竹中工務店、割り箸再資源化で建築空間と家具用途の3社共同研究開始を発表、適用拡大へ

竹中工務店は2026年2月19日、コクヨ株式会社およびカナダに本社を持つ循環型製造企業・ChopValue Manufacturing Japan株式会社(以下、ChopValue Japan)と、使用済み割り箸のアップサイクル技術を建築空間やオフィス家具へ広く活用するためのパートナーシップ(共同研究契約)を締結したと発表しました。
年間200億膳が捨てられている現実
日本では毎年、約200億膳もの割り箸が使い捨てられています。食卓やオフィスで何気なく使われているこの小さな木の棒が、これほど膨大な量でゴミとして処分されているという事実は、多くの人にとって意外に感じられるかもしれません。

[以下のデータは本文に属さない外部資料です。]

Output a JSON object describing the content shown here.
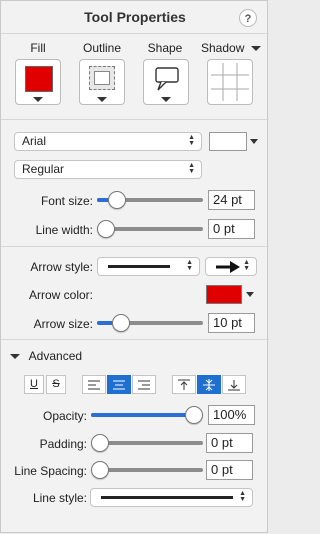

今回の取り組みは、こうした使用済み割り箸を単なる廃棄物として終わらせず、建材や家具へと生まれ変わらせることを目指すものです。資源の無駄を減らしながら、CO2の固定にも貢献できる点が大きな特徴といえます。また、身近な素材を通じて資源循環への意識を広める効果も期待されています。
竹中工務店はこれを、自社が提唱する「サーキュラーデザインビルド®」の実践として位置づけています。「つくる」・「つかう」・「つなぐ」の3つをキーワードに、さまざまな関係者との協業でサーキュラーエコノミーを実現していくというコンセプトです。
3社の役割と協業の内容
今回のパートナーシップでは、3社がそれぞれの強みを持ち寄りながら、以下のような役割分担で取り組みを進めていきます。
・割り箸の回収体制の整備:コクヨと竹中工務店が、それぞれの事業所での割り箸回収に関する実証試験を実施。日本国内での適切な回収・物流の仕組みづくりを目指します。
・新製品・新用途の開発:ChopValue Japanのアップサイクル技術をベースに、コクヨは文具・家具分野での新製品を、竹中工務店は建材分野での新用途の開発を進めます。
・空間評価の共同実施:開発された建材や什器を実際の空間に取り入れた際の印象を、エンドユーザーやデザイナーへの印象評価等を3社で協業しながら実施します。
今後の展開と期待される効果
竹中工務店は今後、自社の事業所や建設現場で集めた割り箸を内装材・建材・家具什器などへとアップサイクルし、建物の設計提案や自社物件への活用を進めていく方針です。さらに、建築主や自治体、地域の人々と連携しながら、割り箸の回収からアップサイクル製品の建物への導入まで、川上から川下までを網羅したサーキュラーエコノミーの取り組みを幅広く展開していく計画です。
将来的には、ChopValue Japanが持つ廃棄物を板材へと加工する技術を、割り箸以外の建築廃棄物のアップサイクルにも応用していくことも視野に入れています。
また、3社での共同研究とは別に、竹中工務店とChopValue Japanの2社間でも個別に共同研究契約を締結。内装材として幅広い建築物に使用するために必要な防火認定の取得に向けた検討を進めていきます。
ChopValue Japanとはどんな企業か
ChopValue Japanは、使用済み割り箸を什器や建材へと加工するアップサイクル技術を持つカナダ発の循環型製造企業です。2016年に創業し、これまでに10か国で事業を展開。2025年4月には日本国内第1号となる工場を川崎市に開設しています。
身近な「使い捨て」が、建物を彩る素材へと変わる——この取り組みは、資源循環の新たな形として今後の広がりが注目されます。